特に高いスイッチング周波数の場合、スイッチ モード電源を動作させるために、適切なレイアウトが非常に重要です。TPSM8287Bxx デバイスの PCB レイアウトでは、最高の性能を得るために細心の注意が必要です。レイアウトが不適切な場合、以下のような問題が発生する可能性があります。
- 粗悪なラインおよびロード レギュレーション
- 不安定性
- EMI 放射の増加
- ノイズ感度
一般的なベスト プラクティスの詳細な説明については、『降圧コンバータの優れた PCB レイアウトを行うための 5 つのステップ』Analog Design Journal を参照してください。TPSM8287Bxx の具体的な推奨事項を以下に示します。
- 入力コンデンサは、デバイスの VIN ピンと PGND ピンにできる限り近づけて配置してください。この配置は、最も重要な部品配置です。入力コンデンサは ビアを避けて VIN ピンと PGND ピンに直接配線します。

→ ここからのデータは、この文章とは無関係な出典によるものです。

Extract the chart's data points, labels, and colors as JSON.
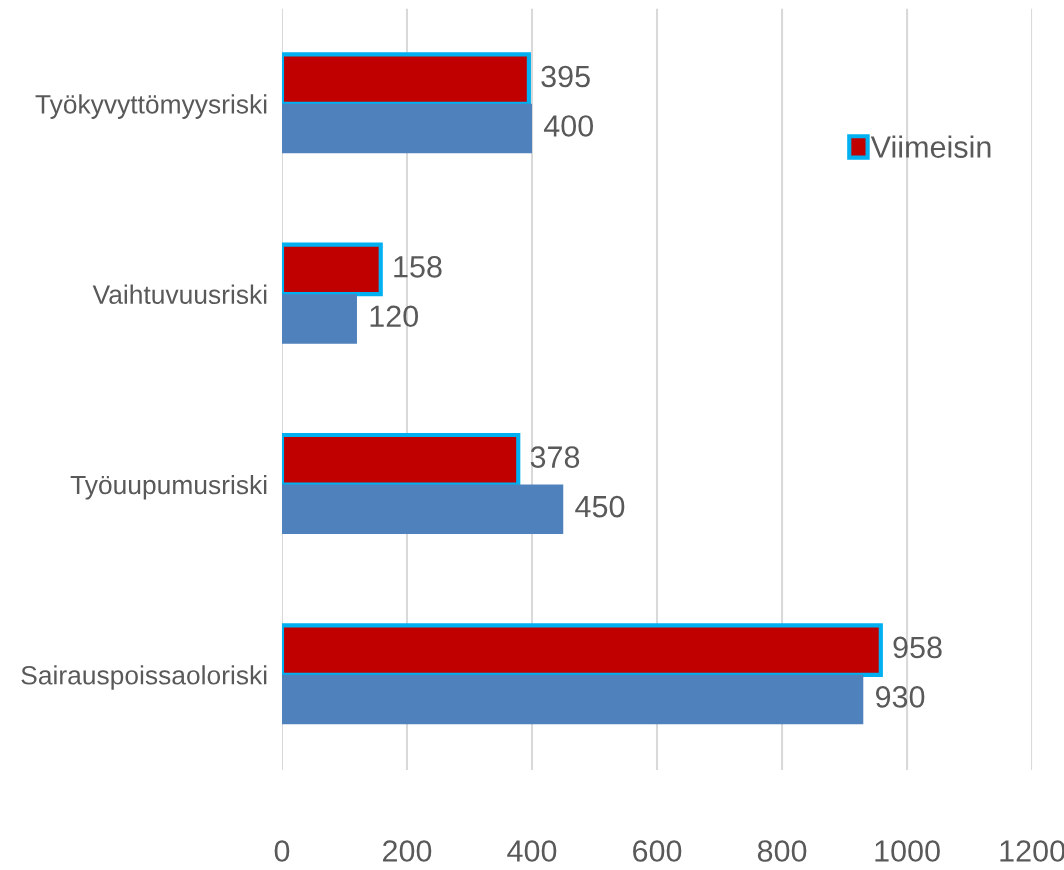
{
  "chart_data": {
    "type": "bar",
    "orientation": "horizontal",
    "categories": [
      "Työkyvyttömyysriski",
      "Vaihtuvuusriski",
      "Työuupumusriski",
      "Sairauspoissaoloriski"
    ],
    "series": [
      {
        "name": "Viimeisin",
        "color": "#c00000",
        "values": [
          395,
          158,
          378,
          958
        ]
      },
      {
        "color": "#4f81bd",
        "values": [
          400,
          120,
          450,
          930
        ]
      }
    ],
    "xlim": [
      0,
      1200
    ],
    "xticks": [
      0,
      200,
      400,
      600,
      800,
      1000,
      1200
    ],
    "grid": "x",
    "legend": "top right",
    "data_labels": true
  }
}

- 出力コンデンサは VOUT および PGND ピンの近くに配置し、ビアを避けて直接配線します。
- IC は負荷の近くに配置して、出力の電圧降下による電力損失を最小限に抑え、TPSM8287Bxx の出力コンデンサと負荷側の出力コンデンサの間の寄生インダクタンスを最小化します。
- 放熱性能を向上させるため、露出したサーマル パッドの下にビアを使用します。PGND ピンは、PCB 上層に銅箔を配置した露出したサーマル パッドに直接接続します。
- VOSNS と GOSNS のリモート センス ラインを差動ペアとして配線し、負荷の最小インピーダンス ポイントに接続します。VOSNS と GOSNS のトレースを、スイッチ ノード、入力コンデンサ、クロック信号、その他のアグレッサ信号の近くに配線しないでください。
- COMP と AGND との間に補償部品を接続します。補償部品は、電源グランドに直接接続しないでください。
- 寄生容量を最小限に抑えるため、VSETx 抵抗 (セカンダリ デバイスの SYNC_OUT 抵抗) は TPSM8287Bxx の近くに配置します。
- スタック構成では、COMP を直接配線して COMP を短くし、ノイズの多いアグレッサ信号を避けるようにします。
- 部品の配置、配線、熱設計の例については、図 9-47を参照してください。